In 2015 the parliament again announced plans to hold a (binding) resolution for independence. While the Spanish courts deemed this act illegal, the referendum was held on October 1, 2017, even though the Spanish government had ordered the police to confiscate ballots and close the polls. Spanish efforts to keep people from voting resulted in the heavily publicized and denounced violence of Spanish national police forces against voters in a few municipalities. This referendum showed a 90% vote in favor of declaring independence, with a turnout of 43%—although Catalan nationalists point to the closure of polls and the threat of police violence as a limiting factor in voter turnout.
10. Uncertainty about the Future
One of the proposed flags of an independent nation of Catalunya.
On October 27, 2017, Catalunya’s Assembly voted in favor of independence, without any support from the EU, other international allies, or the Spanish government. The Spanish Senate immediately invoked their constitutional right to seize a rebelling region and impose central rule, dissolving the Catalan parliament and dismissing the rest of their government.
As of November 18, 2017, the regional government leaders have fled into EU custody and will likely stand trial in Madrid for rebellion.
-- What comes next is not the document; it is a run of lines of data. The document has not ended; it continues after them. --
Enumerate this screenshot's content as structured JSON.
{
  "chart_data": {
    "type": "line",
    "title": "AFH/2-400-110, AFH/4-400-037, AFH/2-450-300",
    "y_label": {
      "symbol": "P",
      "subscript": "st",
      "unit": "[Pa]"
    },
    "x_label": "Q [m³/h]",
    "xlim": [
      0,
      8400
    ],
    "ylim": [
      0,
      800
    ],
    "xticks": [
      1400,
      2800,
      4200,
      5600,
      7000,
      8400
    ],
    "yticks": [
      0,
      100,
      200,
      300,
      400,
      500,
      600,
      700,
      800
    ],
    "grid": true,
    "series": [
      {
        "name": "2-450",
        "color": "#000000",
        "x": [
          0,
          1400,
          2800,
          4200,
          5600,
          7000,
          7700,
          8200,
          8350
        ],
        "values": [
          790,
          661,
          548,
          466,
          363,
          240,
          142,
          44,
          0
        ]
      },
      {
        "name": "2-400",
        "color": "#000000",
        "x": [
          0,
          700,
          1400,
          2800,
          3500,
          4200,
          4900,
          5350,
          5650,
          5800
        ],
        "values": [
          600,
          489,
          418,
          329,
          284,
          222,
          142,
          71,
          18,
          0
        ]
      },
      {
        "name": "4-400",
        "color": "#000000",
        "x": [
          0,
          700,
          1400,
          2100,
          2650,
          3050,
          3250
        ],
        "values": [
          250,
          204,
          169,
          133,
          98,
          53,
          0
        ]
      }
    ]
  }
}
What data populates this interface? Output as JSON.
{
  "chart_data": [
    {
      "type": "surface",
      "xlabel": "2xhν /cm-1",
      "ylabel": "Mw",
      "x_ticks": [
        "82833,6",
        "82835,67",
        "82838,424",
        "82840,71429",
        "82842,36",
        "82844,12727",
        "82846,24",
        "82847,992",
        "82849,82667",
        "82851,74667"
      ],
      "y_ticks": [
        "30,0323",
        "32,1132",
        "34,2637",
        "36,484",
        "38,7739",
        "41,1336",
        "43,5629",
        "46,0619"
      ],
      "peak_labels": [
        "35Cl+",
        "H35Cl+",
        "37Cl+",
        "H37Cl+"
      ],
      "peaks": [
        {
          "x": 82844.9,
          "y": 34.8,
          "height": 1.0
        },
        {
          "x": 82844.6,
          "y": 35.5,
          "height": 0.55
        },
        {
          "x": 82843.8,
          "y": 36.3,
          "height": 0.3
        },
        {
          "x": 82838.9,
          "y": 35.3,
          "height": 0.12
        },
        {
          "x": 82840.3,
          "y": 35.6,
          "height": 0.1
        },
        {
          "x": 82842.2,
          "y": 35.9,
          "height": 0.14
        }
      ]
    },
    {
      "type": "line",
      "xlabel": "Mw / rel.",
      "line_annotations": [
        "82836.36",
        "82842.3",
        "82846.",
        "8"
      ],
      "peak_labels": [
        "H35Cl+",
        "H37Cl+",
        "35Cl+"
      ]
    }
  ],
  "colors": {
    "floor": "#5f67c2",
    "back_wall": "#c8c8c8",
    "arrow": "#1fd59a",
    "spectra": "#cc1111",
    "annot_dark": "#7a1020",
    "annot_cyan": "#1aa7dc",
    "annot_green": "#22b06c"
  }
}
Demonstrators have participated in a general strike. Meanwhile there is growing concern that economic interests will not remain in an independent Catalunya, given the EU’s rejection of their movement. At this time, there is an election planned by the central Spanish government to create a new regional government in Catalunya on December 21, 2017. There is no clear outcome to these elections, and the region remains caught between independence and centralization.